Subprocess stuck at loading batch

Hi, all

I was trying out a very simple example to use DistributedDataParallel but the code got stuck at data loading for some reason. The code I used is pasted below in its entirety.

import os
import time
import torch
import torch.distributed as dist
import torch.multiprocessing as mp
from torchvision import datasets, transforms
from torch import nn

class Model(nn.Module):
    def __init__(self, num_classes=10):
        super().__init__()
        self.conv1 = nn.Sequential(
            nn.Conv2d(1, 16, kernel_size=5, stride=1, padding=2),
            nn.BatchNorm2d(16),
            nn.ReLU(),
            nn.MaxPool2d(kernel_size=2, stride=2)
        )
        self.conv2 = nn.Sequential(
            nn.Conv2d(16, 32, kernel_size=5, stride=1, padding=2),
            nn.BatchNorm2d(32),
            nn.ReLU(),
            nn.MaxPool2d(kernel_size=2, stride=2)
        )
        self.fc = nn.Linear(7*7*32, num_classes)

    def forward(self, x):
        x = self.conv1(x)
        x = self.conv2(x)
        x = x.reshape(x.size(0), -1)
        x = self.fc(x)

        return x

def main(rank, world_size):
    # Initialisation
    dist.init_process_group(
        backend="nccl",
        init_method="env://",
        world_size=world_size,
        rank=rank
    )
    # Fix random seed
    torch.manual_seed(0)
    # Initialize network
    net = Model()
    net.cuda(rank)
    # Initialize loss function
    criterion = torch.nn.CrossEntropyLoss().to(rank)
    optimizer = torch.optim.SGD(net.parameters(), 1e-4) 
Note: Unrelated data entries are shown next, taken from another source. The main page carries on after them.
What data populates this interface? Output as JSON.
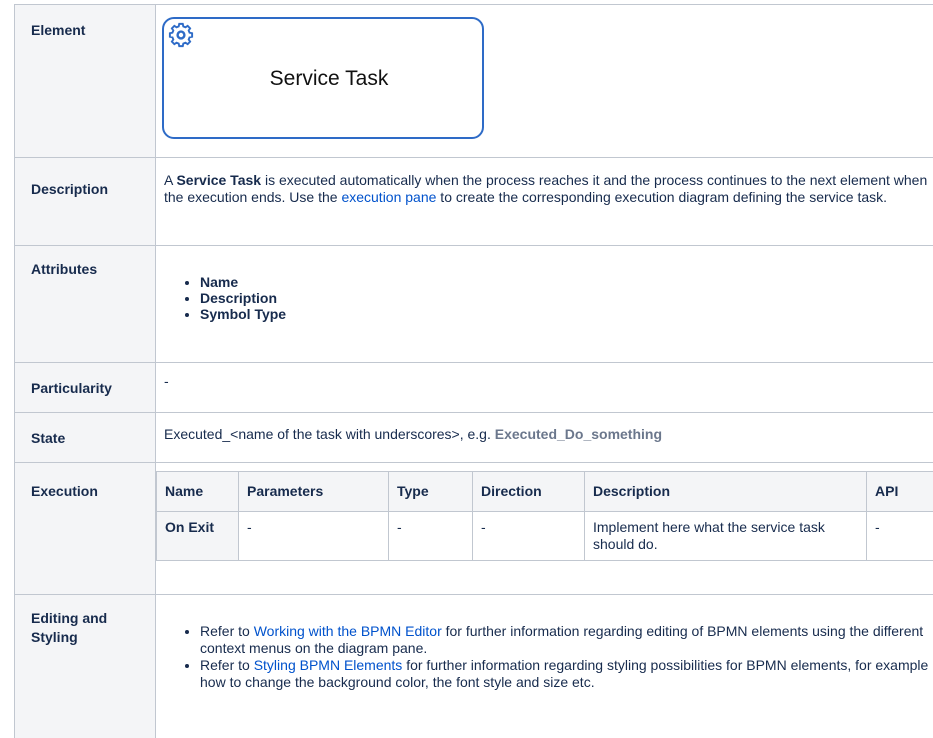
{
  "element": {
    "header": "Element",
    "diagram_label": "Service Task"
  },
  "description": {
    "header": "Description",
    "p1": "A ",
    "bold": "Service Task",
    "p2": " is executed automatically when the process reaches it and the process continues to the next element when the execution ends. Use the ",
    "link": "execution pane",
    "p3": " to create the corresponding execution diagram defining the service task."
  },
  "attributes": {
    "header": "Attributes",
    "items": [
      "Name",
      "Description",
      "Symbol Type"
    ]
  },
  "particularity": {
    "header": "Particularity",
    "value": "-"
  },
  "state": {
    "header": "State",
    "text": "Executed_<name of the task with underscores>, e.g. ",
    "example": "Executed_Do_something"
  },
  "execution": {
    "header": "Execution",
    "columns": [
      "Name",
      "Parameters",
      "Type",
      "Direction",
      "Description",
      "API"
    ],
    "row": [
      "On Exit",
      "-",
      "-",
      "-",
      "Implement here what the service task should do.",
      "-"
    ]
  },
  "editing": {
    "header": "Editing and Styling",
    "item1": {
      "pre": "Refer to ",
      "link": "Working with the BPMN Editor",
      "post": " for further information regarding editing of BPMN elements using the different context menus on the diagram pane."
    },
    "item2": {
      "pre": "Refer to ",
      "link": "Styling BPMN Elements",
      "post": " for further information regarding styling possibilities for BPMN elements, for example how to change the background color, the font style and size etc."
    }
  },
  "colors": {
    "link": "#0052cc",
    "header_bg": "#f4f5f7",
    "border": "#c1c7d0",
    "bpmn_border": "#2e6bc7"
  },
  "icons": [
    "gear-icon"
  ]
}
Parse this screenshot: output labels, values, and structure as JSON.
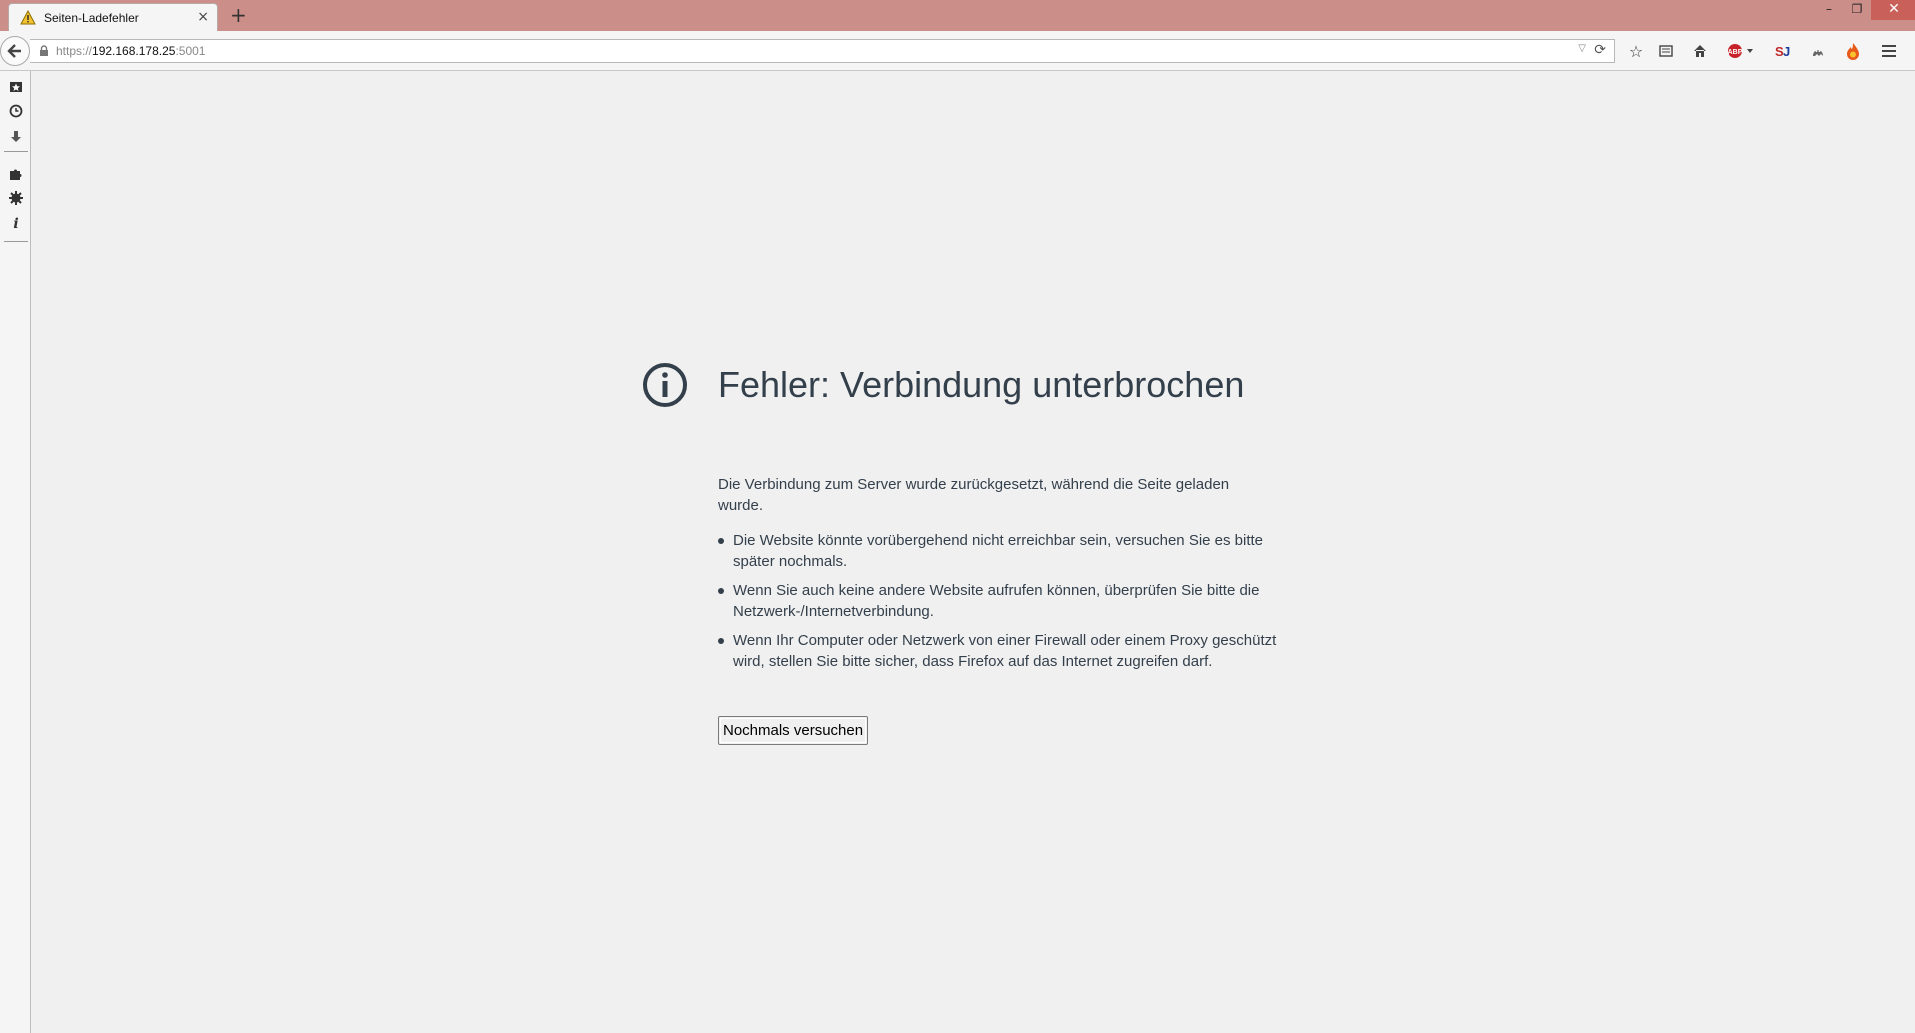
{
  "browser": {
    "tab_title": "Seiten-Ladefehler",
    "tab_close": "×",
    "new_tab": "+",
    "window_controls": {
      "minimize": "–",
      "restore": "❐",
      "close": "✕"
    },
    "url": {
      "scheme": "https://",
      "host": "192.168.178.25",
      "port": ":5001"
    },
    "toolbar_icons": [
      "bookmark-star-icon",
      "reading-list-icon",
      "home-icon",
      "adblock-plus-icon",
      "sj-extension-icon",
      "ghost-extension-icon",
      "fire-extension-icon",
      "menu-icon"
    ],
    "sidebar_icons": [
      "bookmarks-sidebar-icon",
      "history-icon",
      "downloads-icon",
      "addons-icon",
      "settings-gear-icon",
      "info-icon"
    ]
  },
  "error_page": {
    "title": "Fehler: Verbindung unterbrochen",
    "description": "Die Verbindung zum Server wurde zurückgesetzt, während die Seite geladen wurde.",
    "bullets": [
      "Die Website könnte vorübergehend nicht erreichbar sein, versuchen Sie es bitte später nochmals.",
      "Wenn Sie auch keine andere Website aufrufen können, überprüfen Sie bitte die Netzwerk-/Internetverbindung.",
      "Wenn Ihr Computer oder Netzwerk von einer Firewall oder einem Proxy geschützt wird, stellen Sie bitte sicher, dass Firefox auf das Internet zugreifen darf."
    ],
    "retry_label": "Nochmals versuchen"
  },
  "colors": {
    "titlebar": "#cc8e88",
    "text": "#333f4b",
    "page_bg": "#f0f0f0"
  }
}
    net = torch.nn.parallel.DistributedDataParallel(net, device_ids=[rank])
    # Prepare dataset
    trainset = datasets.MNIST('./data', train=True, download=True,
        transform=transforms.Compose([
        transforms.ToTensor(),
        transforms.Normalize((0.1307,), (0.3081,))
        ])
    )
    # Prepare sampler
    train_sampler = torch.utils.data.distributed.DistributedSampler(
        trainset, num_replicas=world_size, rank=rank
    )
    # Prepare dataloader
    train_loader = torch.utils.data.DataLoader(
        trainset, batch_size=100, shuffle=False,
        num_workers=0, pin_memory=True, sampler=train_sampler)
 
    epoch = 0
    iteration = 0

    for _ in range(5):
        epoch += 1
        train_loader.sampler.set_epoch(epoch)

        timestamp = time.time()
        print("Rank: {}. Before dataloader".format(rank))
        for batch in train_loader:
            print("Rank: {}. Batch loaded".format(rank))
            inputs = batch[0]
            targets = batch[1]

            iteration += 1
            inputs = inputs.cuda(rank, non_blocking=True)
            targets = targets.cuda(rank, non_blocking=True)
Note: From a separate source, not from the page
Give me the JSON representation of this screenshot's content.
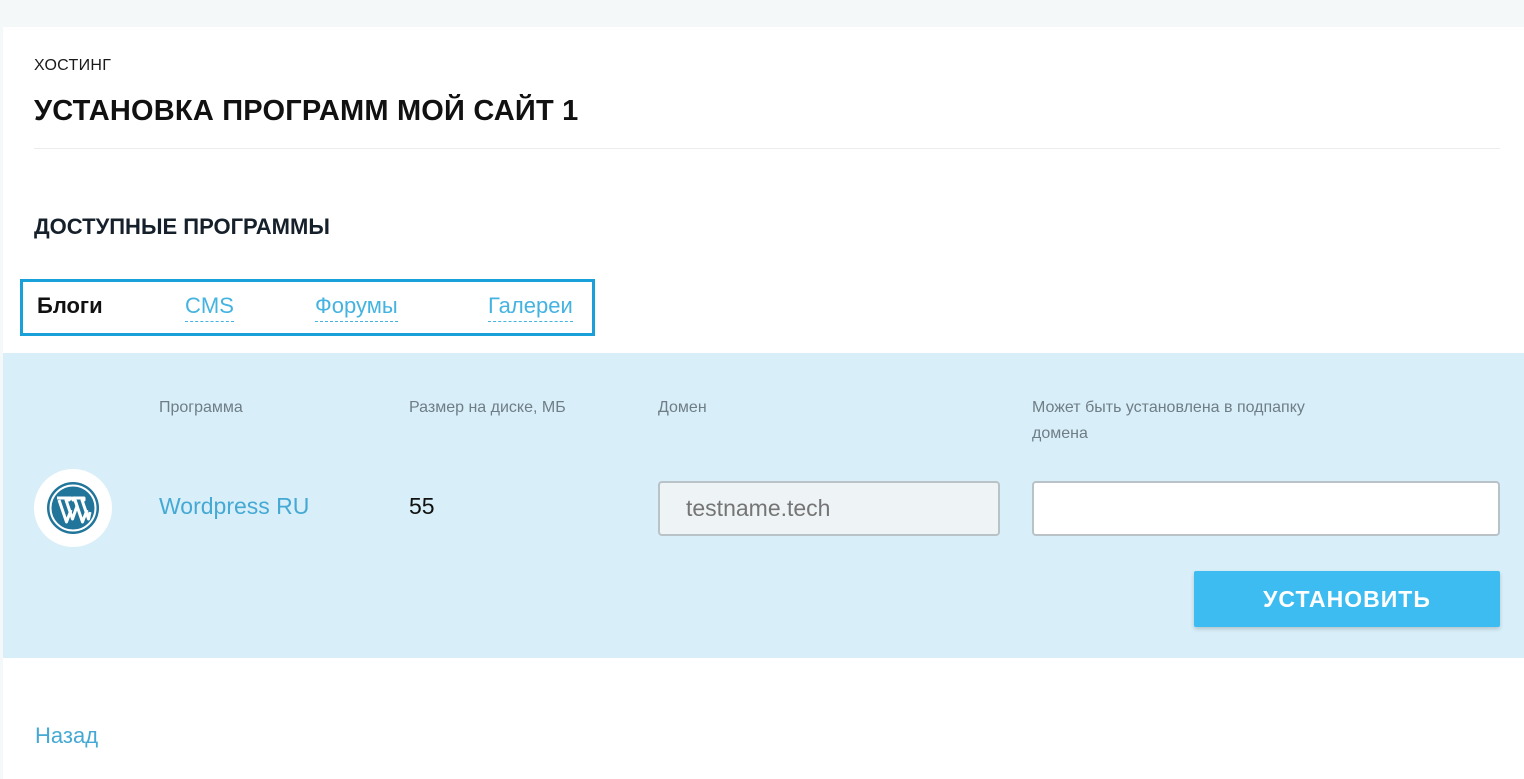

            output = net(inputs)
            loss = criterion(output, targets)
            optimizer.zero_grad()
            loss.backward()
            optimizer.step()

if __name__ == '__main__':

    # Number of GPUs to run the experiment with
    WORLD_SIZE = 2

    os.environ["MASTER_ADDR"] = "localhost"
    os.environ["MASTER_PORT"] = "8888"
    mp.spawn(main, nprocs=WORLD_SIZE, args=(WORLD_SIZE,))

As I ran the program, the print message I got looks like this

Rank: 1. Before dataloader
Rank: 0. Before dataloader
Rank: 0. Batch loaded
Rank: 0. Batch loaded
Rank: 0. Batch loaded
Rank: 0. Batch loaded
Rank: 0. Batch loaded
Rank: 0. Batch loaded
Rank: 0. Batch loaded
Rank: 0. Batch loaded
Rank: 0. Batch loaded
Rank: 0. Batch loaded
Rank: 0. Batch loaded
Rank: 0. Batch loaded

And from the GPU utilisation, I noticed that the first GPU (corresponding to subprocess with rank 0) is at its full capacity (100%) while the second one is at 0%. And more interestingly, the second subprocess (with rank 1) also occupied a small amount of memory in the first GPU. I can’t seem to figure out the problem. Please let me know if you spotted anything that might help.

Many thanks,
Fred

Thanks for reporting this issue! I confirm that I can indeed reproduce this issue and have filed a bug over at https://github.com/pytorch/pytorch/issues/46259 to get more discussion on this.

Hi, Rohan

Thanks for your attention. I’ve managed to resolve the hang by adding torch.cuda.set_device(rank) before the training loop. This stopped subprocesses with rank larger than 0 from allocating memory on cuda:0 i.e. the device used for subprocess with rank 0.

Cheers,
Fred